Farrell Hundley Luvinia, 2021.
Photograph: Robert Mapplethorpe, Torso (Donald Cann), 1982. Motorcycle: BMW Motorrad, BMW R 19, 2021. Sculpture: Ralph Dorazio, Untitled, 1970.
Martin Bodilsen Kaldahl, All for Right Now 3 -Spacial Drawing #52, 2020.
Gloria Kisch, Vestment Stand, 1992-95.
Artwork: Jan Dibbets, New Colorstudies — Red S3. 1976/2021. Table: Jean Paul Barray , Hommage à Le Corbusier - Chandigarh, 1965. Stools: LS Gomma, Satellite Stool, 2021.
Cupboard: Charles Barberis, Sideboard, 1950. Sculptures: John Boskovich, I Have a Dream, 1993. Ground scuptures: Diego Villarreal Vagujhelyi, Barbell Set, 2022. Front right table: Jonathan Saunders, Renfrew Table, 2020. Back right stool, Jonathan Saunders, Renfrew Stool, 2020. Sculpture on far right: James H.D. Brown, Eleven Portraits of Buddha, Portrait IV, 1983

I am a sucker for Diego Villarreal Vagujhelyi’s ergonomic stainless steel dumbbells, which look like demented anodized chicken bones. I also love Rafael Prieto and Loup Sarion’s Marrow lamps which are actually based on bones.

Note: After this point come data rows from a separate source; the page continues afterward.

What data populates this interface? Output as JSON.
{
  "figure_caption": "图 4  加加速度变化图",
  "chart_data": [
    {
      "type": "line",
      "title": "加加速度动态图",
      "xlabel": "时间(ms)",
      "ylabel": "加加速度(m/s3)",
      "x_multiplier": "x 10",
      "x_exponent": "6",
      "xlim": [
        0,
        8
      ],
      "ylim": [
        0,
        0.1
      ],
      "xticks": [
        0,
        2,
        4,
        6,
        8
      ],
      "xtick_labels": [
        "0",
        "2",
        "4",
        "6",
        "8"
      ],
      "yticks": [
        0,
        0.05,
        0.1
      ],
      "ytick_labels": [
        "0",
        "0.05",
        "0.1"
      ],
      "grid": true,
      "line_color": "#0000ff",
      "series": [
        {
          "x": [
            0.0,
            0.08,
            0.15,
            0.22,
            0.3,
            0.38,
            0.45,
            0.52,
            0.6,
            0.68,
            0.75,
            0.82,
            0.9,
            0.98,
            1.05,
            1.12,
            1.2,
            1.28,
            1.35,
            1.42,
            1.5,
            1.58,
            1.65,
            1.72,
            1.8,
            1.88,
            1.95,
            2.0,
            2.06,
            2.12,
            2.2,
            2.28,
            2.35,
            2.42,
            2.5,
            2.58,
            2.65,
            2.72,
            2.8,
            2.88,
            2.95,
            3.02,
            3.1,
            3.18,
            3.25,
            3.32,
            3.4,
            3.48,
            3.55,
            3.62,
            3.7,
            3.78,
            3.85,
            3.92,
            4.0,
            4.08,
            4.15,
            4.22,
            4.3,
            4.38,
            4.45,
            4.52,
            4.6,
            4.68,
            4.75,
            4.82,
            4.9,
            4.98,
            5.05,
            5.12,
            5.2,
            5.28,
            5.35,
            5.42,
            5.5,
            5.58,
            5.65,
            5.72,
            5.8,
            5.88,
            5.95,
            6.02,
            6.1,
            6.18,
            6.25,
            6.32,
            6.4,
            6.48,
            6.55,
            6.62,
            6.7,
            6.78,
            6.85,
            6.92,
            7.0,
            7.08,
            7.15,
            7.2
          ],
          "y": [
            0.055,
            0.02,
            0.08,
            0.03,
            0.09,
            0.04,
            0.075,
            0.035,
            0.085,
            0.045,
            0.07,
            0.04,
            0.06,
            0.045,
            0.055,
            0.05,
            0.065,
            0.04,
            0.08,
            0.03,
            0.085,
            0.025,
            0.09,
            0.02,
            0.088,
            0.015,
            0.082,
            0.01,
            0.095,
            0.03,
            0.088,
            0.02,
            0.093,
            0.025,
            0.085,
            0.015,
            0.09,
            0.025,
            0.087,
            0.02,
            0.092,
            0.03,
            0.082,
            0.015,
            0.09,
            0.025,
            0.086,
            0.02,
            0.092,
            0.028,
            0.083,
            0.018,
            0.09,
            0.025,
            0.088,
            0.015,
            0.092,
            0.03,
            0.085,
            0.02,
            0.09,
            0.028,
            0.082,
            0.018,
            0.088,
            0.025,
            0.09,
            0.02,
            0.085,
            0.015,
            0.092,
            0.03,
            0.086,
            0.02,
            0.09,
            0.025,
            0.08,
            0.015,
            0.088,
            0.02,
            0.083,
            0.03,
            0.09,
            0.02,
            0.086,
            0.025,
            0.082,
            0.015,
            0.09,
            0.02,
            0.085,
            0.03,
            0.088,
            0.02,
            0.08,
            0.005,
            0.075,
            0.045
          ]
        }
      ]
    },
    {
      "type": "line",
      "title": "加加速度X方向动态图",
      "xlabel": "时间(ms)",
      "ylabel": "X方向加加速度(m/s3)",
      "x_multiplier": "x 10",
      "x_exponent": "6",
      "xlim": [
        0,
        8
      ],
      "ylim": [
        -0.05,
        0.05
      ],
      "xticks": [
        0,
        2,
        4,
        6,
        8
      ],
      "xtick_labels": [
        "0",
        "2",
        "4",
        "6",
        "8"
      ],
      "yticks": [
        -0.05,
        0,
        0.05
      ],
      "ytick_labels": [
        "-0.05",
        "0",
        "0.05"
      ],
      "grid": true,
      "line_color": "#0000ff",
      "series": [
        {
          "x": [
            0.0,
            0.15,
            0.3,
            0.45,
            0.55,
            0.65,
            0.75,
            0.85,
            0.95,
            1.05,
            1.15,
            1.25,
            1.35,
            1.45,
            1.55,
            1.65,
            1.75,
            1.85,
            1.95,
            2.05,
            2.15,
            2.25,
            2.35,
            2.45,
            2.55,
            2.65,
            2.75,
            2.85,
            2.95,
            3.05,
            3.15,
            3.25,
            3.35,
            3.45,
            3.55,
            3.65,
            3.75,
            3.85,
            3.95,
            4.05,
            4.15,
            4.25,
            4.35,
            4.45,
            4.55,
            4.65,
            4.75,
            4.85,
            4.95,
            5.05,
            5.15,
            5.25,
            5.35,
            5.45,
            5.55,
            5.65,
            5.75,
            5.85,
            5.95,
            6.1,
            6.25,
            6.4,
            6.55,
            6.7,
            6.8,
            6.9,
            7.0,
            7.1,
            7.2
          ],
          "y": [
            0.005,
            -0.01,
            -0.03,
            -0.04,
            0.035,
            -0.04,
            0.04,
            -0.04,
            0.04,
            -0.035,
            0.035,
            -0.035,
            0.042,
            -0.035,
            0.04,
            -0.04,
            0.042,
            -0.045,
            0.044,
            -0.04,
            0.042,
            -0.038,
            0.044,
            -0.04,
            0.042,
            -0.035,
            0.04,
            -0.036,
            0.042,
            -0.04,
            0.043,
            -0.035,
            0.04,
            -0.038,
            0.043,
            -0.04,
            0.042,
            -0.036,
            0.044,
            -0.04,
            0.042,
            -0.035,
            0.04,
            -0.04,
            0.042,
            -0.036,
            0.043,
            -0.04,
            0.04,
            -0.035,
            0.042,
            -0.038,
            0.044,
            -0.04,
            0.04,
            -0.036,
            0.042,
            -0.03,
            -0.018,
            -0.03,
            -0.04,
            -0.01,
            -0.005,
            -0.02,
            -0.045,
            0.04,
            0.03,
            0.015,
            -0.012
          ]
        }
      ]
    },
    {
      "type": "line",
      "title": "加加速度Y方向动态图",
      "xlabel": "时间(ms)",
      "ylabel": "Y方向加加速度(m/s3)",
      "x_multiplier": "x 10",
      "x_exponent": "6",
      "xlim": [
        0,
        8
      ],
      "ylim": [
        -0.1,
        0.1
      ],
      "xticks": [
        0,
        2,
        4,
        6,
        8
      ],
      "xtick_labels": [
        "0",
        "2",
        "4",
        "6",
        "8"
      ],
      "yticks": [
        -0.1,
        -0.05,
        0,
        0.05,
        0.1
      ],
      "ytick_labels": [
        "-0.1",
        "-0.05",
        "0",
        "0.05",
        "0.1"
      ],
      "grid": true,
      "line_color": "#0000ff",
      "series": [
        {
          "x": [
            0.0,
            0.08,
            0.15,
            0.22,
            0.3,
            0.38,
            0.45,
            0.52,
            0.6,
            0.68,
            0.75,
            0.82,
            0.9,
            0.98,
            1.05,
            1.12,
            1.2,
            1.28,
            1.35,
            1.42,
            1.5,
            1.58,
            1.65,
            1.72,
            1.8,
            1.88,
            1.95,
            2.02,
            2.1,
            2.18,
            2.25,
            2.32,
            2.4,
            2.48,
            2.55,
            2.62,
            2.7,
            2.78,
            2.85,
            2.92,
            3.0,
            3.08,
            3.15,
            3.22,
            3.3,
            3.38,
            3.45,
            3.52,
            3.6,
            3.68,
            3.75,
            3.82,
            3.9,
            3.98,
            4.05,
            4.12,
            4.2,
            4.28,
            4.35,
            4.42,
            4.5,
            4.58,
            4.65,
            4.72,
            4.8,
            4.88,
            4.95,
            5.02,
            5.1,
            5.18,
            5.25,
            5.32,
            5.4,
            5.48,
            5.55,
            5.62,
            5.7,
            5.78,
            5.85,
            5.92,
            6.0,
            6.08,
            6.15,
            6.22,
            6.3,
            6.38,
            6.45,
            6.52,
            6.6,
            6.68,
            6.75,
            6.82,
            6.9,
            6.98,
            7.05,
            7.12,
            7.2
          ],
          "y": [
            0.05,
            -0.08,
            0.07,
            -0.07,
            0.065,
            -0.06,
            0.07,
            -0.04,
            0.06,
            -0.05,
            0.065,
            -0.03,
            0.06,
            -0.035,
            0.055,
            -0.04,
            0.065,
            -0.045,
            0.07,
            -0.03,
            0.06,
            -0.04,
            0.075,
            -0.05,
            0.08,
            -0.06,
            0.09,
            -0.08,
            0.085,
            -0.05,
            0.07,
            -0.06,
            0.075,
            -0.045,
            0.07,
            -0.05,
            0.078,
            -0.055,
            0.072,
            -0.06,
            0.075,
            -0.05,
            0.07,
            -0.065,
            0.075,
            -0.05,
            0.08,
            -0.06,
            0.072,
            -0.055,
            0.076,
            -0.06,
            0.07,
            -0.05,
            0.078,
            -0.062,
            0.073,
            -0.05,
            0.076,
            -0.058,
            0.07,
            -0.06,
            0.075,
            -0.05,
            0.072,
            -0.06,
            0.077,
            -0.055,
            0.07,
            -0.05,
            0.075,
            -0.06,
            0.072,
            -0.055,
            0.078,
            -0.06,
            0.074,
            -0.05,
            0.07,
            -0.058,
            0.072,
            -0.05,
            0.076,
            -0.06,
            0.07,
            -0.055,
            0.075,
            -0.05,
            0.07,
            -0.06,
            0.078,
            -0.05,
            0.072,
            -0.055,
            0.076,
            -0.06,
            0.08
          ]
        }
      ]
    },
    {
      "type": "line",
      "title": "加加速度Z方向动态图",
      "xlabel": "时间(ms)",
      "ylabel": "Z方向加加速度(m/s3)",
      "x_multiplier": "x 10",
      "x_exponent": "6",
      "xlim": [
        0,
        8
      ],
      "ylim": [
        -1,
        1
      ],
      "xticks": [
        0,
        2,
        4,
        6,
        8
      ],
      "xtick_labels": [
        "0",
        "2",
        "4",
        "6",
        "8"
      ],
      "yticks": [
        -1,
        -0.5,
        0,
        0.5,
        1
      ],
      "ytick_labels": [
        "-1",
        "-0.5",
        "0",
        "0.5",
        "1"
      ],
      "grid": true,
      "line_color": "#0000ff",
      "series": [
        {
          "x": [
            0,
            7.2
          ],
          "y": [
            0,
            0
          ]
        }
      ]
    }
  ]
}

I’m also taken by the humor of Grace Prince’s Static Fragility desk light, made of different kinds of splinters. All three are examples of May’s instinct for spotting new talent and, in the first two instances, directly facilitating experimentation. The dumbbells are part of SIZED’s open edition series, which gives unestablished practices a chance to produce in series. May discovered model and photographer Vagujhelyi through a friend and encouraged him to pursue sculpture. This kind of artist support makes it feel like May is really establishing a new working model for design that encourage new voices to enter the chat.

What I’m missing on my tour is the whiskey that will accompany SIZED’s two-week residency at UrbanZen. I'll be back, though. SIZED will too. May has already found a spot in London timed to Frieze in October. He holds back the theme but, with a smile, says it's a good one.